[FOM] Alternative Foundations/philosophical
Harvey Friedman
hmflogic at gmail.com
Sun Mar 2 20:42:50 EST 2014
Chow wrote:
"Now we're getting into questions that I think are more interesting.
I think there are two different (albeit related) ways to measure whether
some piece of mathematics can be "easily formalized." The first is how
much time and effort is required to produce the relevant bit of code in a
computerized proof assistant. The second is how much time and effort is
required to convince oneself that the formalization can be carried out in
principle. The two measures are correlated but not identical. I admit
that I have never actually bitten the bullet and learned the details of
any specific proof assistant, but my general impression is that the
assistants that are based on type theory (not homotopy type theory) are
easier to work with than Mizar, the best-known set-theoretical assistant.
Is this impression correct? If we assume this is true for the sake of
argument, then it's still not clear to me that these are the right
foundations to teach to students, unless we envisage them spending a lot
of time with a proof assistant in the future. Conceptual simplicity seems
like it might be a more important criterion than engineering efficiency,
from a pedagogical point of view. Now maybe type theory (or homotopy type
theory) wins on both fronts, but there are still separate questions here."
Here are some things that I have been told by various proclaimed
experts from various relevant fields.
"Practical general purpose programming languages need types, because
type checking is needed to develop software that can be debugged. We
need everywhere defined operations, which drives the need for type
checking. Partially defined operations are not a good idea - at least
an entire programming infrastructure has already been set up avoiding
partially defined operations. The same is true for formalization of
mathematics."
"The set theoretic foundations for mathematics is substantially
simpler than the alternatives based on types. However, attempts to use
the usual set theoretic foundations for mathematics make it impossible
- in the practical sense - to actually formalize abstract mathematics.
Hence the move to sophisticated type theories is necessary."
"Certain areas of abstract mathematics have now become sufficiently
far from rigorous in their current presentation that an urgent
critical need has arisen for formal verification.
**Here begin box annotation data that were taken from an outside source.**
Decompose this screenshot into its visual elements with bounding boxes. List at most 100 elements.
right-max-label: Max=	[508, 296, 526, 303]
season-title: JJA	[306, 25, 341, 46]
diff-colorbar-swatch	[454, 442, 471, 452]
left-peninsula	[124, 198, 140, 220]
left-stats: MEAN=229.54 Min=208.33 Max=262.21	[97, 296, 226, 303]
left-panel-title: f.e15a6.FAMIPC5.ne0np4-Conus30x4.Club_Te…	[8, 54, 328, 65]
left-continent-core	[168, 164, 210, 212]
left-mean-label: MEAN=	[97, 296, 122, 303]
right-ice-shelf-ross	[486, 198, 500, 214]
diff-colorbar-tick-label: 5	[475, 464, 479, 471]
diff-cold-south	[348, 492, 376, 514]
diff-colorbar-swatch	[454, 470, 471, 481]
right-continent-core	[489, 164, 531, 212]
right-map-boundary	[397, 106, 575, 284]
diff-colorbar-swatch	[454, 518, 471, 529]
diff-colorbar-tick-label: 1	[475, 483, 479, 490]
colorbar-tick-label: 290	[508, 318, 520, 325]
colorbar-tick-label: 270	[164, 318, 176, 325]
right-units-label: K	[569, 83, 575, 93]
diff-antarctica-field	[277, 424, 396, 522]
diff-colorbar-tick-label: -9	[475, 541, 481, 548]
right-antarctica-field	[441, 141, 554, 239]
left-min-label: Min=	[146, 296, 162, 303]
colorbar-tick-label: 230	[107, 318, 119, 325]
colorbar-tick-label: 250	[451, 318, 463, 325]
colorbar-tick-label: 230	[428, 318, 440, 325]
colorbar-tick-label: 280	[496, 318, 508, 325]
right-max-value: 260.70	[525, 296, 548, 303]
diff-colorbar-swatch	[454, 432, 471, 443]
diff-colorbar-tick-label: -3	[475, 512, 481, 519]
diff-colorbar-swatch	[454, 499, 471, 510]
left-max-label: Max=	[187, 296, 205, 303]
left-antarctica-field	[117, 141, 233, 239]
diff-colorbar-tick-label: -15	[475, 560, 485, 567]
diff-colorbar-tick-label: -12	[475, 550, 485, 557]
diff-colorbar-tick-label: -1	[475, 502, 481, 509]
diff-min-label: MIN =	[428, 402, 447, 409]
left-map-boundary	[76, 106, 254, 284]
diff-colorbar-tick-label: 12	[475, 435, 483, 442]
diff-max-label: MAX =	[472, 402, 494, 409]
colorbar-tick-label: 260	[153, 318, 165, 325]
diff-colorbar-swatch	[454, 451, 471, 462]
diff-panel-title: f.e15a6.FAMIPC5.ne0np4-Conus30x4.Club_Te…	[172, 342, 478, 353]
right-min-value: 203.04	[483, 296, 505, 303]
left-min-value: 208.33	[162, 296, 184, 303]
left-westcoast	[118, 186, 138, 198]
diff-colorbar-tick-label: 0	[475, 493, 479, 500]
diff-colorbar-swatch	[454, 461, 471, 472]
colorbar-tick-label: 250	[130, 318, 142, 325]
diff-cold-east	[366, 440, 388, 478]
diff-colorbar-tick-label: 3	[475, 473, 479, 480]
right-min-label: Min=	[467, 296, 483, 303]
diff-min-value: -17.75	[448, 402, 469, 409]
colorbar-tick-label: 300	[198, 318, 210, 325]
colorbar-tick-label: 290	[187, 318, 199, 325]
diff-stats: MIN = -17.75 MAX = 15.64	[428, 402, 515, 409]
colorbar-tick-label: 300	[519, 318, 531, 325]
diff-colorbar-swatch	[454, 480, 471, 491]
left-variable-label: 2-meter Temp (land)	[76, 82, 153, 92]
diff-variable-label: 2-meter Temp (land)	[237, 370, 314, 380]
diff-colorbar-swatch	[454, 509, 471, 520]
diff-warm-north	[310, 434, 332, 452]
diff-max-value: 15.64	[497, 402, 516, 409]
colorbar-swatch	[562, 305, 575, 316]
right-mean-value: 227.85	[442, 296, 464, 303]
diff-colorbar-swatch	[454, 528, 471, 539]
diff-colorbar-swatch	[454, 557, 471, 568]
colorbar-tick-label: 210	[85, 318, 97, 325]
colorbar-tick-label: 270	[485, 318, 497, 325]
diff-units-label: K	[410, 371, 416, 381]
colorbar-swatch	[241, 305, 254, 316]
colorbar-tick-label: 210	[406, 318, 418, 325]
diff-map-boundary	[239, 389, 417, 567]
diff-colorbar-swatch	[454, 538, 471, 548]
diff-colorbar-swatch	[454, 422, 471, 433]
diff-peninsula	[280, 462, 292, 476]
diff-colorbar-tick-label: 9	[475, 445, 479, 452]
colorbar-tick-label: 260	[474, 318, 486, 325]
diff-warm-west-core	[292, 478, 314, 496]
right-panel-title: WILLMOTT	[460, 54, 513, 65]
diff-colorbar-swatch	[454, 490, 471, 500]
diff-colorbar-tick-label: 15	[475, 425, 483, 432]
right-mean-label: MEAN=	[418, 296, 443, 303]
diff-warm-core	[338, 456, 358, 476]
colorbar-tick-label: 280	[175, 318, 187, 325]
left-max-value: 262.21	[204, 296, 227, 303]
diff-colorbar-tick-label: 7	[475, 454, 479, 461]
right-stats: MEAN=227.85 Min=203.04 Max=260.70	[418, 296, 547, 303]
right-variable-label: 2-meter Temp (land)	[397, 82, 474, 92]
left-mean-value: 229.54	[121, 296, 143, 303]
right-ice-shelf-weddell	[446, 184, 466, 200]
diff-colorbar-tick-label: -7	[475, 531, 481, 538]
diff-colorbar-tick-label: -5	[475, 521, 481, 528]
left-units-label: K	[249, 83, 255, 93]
Without this effort,
certain areas of abstract mathematics will become impossible to
properly develop."
The usual foundations for mathematics is extremely powerful and
flexible, and supports all kinds of devices that seem to be second
nature only to those who have immersed themselves in it. Typical
elementary instances of this are the proper use of undefined terms and
abbreviations. It also has a profound kind of completely natural
philosophical coherence.
The proclaimed experts also claim that "alternative foundations for
mathematics is extremely powerful and flexible, and supports all kinds
of devices that seem to be second nature only to those who have
immersed themselves in it."
However, some issues still remain.
1. It appears that there is a substantial difference in complexity and
philosophical coherence. Some proclaimed experts will even agree with
this assessment, at least to some degree. These proclaimed experts
may, however, argue that it is not important, or not too important -
at least relative to what is gained.
2. In conversations about these matters, I have always asked for the
SIMPLEST IMPORTANT situation where the usual set theoretic foundations
is impossible to work with in a practical sense. I say that the burden
would then be on me to show how the usual foundations can be readily
adapted to do at least as good a job as alternatives. In each case, I
never got a sufficiently clear account of such a SIMPLE IMPORTANT
situation so that I could dig my teeth into how it could be properly
handled in the usual foundations.
I am not dug into uncritically accepting the way things are normally
done - and that includes the usual set theoretic foundations. On the
contrary, I see deep systematic flaws in almost every area of
intellectual activity that I am acquainted with - in terms of both
education and practice. This ranges from mathematics, statistics,
physics, law, politics, philosophy, music, chess, etcetera. But when
something really good comes along, like set theoretic foundations and
Bach, I can be supportive and enthusiastic.